Continued from here
Madhava instantly noticed Bheema’s apprehension and approached him, seating himself near enough to be heard in a low voice, yet far enough to give the strongman his space for contemplation.
The strongest Pandava looked up, his worrisome visage a befuddling mixture of the love for his firstborn and the duty to this cause. He closed his eyes for a few moments. When he opened them, he looked at Krishna directly, and addressed him fearlessly.
“Krishna, it has not been even a full day since we lost our scion. You know I do not fear war. You know I do not fear sending Ghatotkacha into this war. I had proposed this idea on the first day. But at that time you had said there will be a time for that. I take it you were waiting for this day. As the omniscient one, you knew a day would come when our dear cousins on the other side would break wartime rules. That day, today, you needed someone on our side to fight an unconventional battle. I am fine with that. I respect your authority on everything. I also concur that there is not a single person between both sides that can match my son’s magical skills, and that he can devastate the Kaurava army tonight, under the cover of darkness. His skills, and those of his fearless comrades, thrive in the night, when they unleash their wizardry unfamiliar to most of us. Their success lies in the concealed, in the unexplained and unperceived. What better time than tonight?”

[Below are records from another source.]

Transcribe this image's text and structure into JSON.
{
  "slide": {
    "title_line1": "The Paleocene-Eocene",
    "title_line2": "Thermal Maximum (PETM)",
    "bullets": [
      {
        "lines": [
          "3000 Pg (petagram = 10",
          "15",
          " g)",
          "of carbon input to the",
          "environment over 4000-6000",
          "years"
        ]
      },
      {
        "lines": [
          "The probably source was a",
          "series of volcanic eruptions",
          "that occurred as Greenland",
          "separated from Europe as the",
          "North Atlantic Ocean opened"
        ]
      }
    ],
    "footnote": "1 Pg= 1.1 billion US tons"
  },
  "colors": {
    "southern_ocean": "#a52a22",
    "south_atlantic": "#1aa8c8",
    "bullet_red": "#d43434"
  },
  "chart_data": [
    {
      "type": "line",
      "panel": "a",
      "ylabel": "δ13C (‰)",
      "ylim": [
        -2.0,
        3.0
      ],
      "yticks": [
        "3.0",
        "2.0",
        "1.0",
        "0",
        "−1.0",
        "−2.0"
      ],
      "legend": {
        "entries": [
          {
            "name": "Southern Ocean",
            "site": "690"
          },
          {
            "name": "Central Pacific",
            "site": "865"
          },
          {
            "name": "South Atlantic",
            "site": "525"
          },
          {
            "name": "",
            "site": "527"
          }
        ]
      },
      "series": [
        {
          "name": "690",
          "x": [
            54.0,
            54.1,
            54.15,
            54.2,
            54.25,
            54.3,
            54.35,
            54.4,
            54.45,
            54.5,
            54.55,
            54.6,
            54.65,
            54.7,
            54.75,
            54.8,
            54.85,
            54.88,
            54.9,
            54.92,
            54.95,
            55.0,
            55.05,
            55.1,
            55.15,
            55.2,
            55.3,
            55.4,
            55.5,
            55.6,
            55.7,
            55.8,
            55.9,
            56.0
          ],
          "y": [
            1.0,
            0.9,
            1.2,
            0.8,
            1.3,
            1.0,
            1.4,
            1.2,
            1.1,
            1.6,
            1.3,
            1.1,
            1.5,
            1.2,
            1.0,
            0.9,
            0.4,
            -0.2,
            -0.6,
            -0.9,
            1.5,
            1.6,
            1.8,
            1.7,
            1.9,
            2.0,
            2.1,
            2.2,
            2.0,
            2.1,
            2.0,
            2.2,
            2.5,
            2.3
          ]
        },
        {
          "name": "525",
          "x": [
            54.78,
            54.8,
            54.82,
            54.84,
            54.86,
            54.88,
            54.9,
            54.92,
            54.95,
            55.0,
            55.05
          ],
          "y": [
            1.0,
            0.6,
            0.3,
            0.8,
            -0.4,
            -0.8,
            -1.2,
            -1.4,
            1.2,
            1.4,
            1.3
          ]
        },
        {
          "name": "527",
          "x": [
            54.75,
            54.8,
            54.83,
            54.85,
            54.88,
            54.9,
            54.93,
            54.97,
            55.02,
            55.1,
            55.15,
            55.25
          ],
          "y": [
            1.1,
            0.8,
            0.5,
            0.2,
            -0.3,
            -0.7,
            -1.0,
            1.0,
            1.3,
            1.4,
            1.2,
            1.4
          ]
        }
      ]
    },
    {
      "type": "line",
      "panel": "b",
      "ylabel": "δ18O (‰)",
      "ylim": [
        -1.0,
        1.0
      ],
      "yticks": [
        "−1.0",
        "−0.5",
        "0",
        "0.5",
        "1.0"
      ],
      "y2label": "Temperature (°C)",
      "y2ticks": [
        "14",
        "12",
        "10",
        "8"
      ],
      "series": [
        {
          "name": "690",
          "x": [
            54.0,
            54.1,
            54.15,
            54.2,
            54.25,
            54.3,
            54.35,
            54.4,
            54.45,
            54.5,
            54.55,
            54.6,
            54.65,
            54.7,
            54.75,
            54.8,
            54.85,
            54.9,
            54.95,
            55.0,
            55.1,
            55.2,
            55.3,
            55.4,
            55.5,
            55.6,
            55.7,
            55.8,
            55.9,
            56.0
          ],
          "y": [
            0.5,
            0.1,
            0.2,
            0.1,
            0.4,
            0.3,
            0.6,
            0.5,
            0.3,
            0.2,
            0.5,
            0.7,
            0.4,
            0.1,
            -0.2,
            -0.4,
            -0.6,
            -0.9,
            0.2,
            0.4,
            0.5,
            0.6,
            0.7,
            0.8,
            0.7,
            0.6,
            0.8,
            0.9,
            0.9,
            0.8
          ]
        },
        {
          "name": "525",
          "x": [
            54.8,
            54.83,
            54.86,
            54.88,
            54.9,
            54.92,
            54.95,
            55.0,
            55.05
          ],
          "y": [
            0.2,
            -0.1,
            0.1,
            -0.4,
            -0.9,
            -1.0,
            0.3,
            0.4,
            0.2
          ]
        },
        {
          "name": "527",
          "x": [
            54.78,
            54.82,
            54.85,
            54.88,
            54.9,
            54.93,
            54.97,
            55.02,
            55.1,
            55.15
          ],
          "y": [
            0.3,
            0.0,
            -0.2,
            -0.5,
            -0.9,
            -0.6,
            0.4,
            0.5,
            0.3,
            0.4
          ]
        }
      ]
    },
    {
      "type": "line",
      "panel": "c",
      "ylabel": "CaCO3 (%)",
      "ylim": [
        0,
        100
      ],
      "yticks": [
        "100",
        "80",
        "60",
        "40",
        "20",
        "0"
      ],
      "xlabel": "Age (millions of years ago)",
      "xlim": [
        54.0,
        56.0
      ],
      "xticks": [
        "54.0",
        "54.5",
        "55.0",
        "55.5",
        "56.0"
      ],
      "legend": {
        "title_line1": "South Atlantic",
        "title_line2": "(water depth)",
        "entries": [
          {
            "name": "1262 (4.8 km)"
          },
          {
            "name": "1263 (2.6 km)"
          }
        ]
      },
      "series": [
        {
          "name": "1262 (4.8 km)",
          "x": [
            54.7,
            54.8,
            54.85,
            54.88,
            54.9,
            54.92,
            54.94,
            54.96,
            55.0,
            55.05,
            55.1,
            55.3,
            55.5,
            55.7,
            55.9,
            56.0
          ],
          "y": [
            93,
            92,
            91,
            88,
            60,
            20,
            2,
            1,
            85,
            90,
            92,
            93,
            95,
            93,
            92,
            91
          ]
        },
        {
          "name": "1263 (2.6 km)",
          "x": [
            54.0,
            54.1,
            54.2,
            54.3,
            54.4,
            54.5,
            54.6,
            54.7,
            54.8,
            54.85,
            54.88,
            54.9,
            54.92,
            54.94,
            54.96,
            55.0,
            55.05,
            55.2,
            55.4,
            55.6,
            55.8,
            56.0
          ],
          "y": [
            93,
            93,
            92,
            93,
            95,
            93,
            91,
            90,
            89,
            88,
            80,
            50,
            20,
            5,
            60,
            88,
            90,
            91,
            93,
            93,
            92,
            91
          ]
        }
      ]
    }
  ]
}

The Pandava brothers smiled for the first time in the day, hearing the capabilities of one of their progeny, of whose presence most knew, but not his competence. For a moment, Arjuna’s mind wandered to his own dead son, as he wondered what a wondrous empire Abhimanyu and Ghatotkacha would have ruled. The former, with his boundless wisdom of the schooled and literate world, would ensure civility and justice. The latter, with the wit and coarseness of a rustic, would secure everything off the beaten path. It would be an empire where the civilized and the uncivilized would live in a melodious tranquility, where humans and animals thrived in pure, unfettered harmony. A moment of melancholy flashed across his flustered mind, but he fought it and brought it back to the present, before it became agitated
Bheema looked up, took a few moments to contemplate what he was going to say. He looked deeply at his younger brother, seeming to ponder whether to continue his current vein. Krishna knew at once what the most powerful Pandava was deliberating, but let him make the choice whether to say it or not. Bheema decided to continue.
Everyone looked at him curiously, wondering what Bhimasena’s hesitation was. When he spoke, the big man was very lucid in his thoughts.

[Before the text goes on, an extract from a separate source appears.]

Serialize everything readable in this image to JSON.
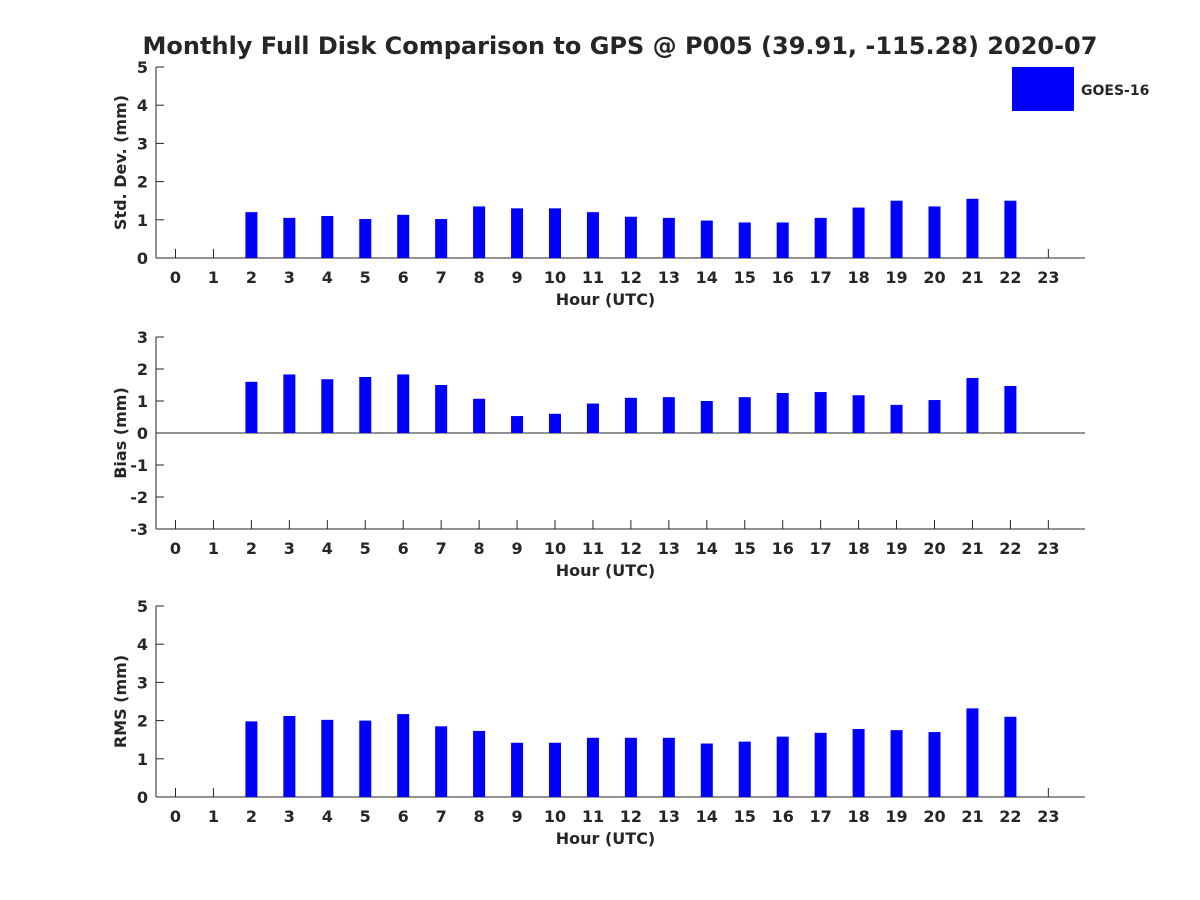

“Tonight Ghatotkacha is up against a warrior who is second to none in the Kaurava camp. He is one of the best exponents of archery on this planet. His arsenal is composed of weapons he obtained from the mighty Parasurama himself. As you yourself said Madhava, he is trained in ways we are not, by the master himself. His craftiness and competence has been proven many times over. Hastinapura has gone from strength to strength since they made him the king of Anga. He is also a valiant man, severely aware of his abilities, and also his weaknesses. If he resolves to kill Ghatotkacha tonight, there is nobody on this side that can stop him”
Those last few words pricked the one man who despised Karna more than anyone else in the Pandava camp. Arjuna knew Karna’s abilities but his own vanity did not allow him to endorse that. Even hurting was that the thoughts were that of his own brother. But he completely understood the sentiment driving Bheema, given his own personal loss yesterday. A father is a father after all.
Unmindful of his brother’s consternation, Bheema continued, “Krishna, you are all knowing. You have been our guiding light from the beginning. In your infinite wisdom, you rescued us countless times when our lives were in peril. Who knows how many times you deflected dangers away from us. We have followed your advice at every turn, at every juncture. The one time you were unavailable to provide your counsel, we lost everything, every little thing we earned and built, including our reputation and self respect, not to mention that we even lost our collective pride, our beloved wife. You have been our friend, cousin, mentor, general, advisor, parent, and advocate during these fourteen days. You have our best interests at heart. You have always stood for dharma. If you told us today to drown in the Ganga to preserve dharma, we would all do that without a second thought”
Krishna felt just a tinge of guilt on hearing the trust his dear cousins placed in him. Only he knew the reasons for some of the dangers he had put them through. But he couldn’t dwell on them at this time. There would be a day, a different time, when he he would explain his reasons.
“So, Madhava, if you assure me that bringing Ghatotkacha in to the war tonight is the best path for dharma, then so be it. If you assure me that this is the best option to neutralize Karna tonight, then so be it. If this will bring about a quick end to this wretched conflict where kin kills kin, then so be it”
As he uttered those last words, his voice seemed to crack and he turned away from everyone. It was obvious to his brothers that the war was exerting a toll on the most powerful Pandava, that whatever his physical prowess, he was a human, and a father underneath.
They didn’t say a word, lest their own affections be betrayed.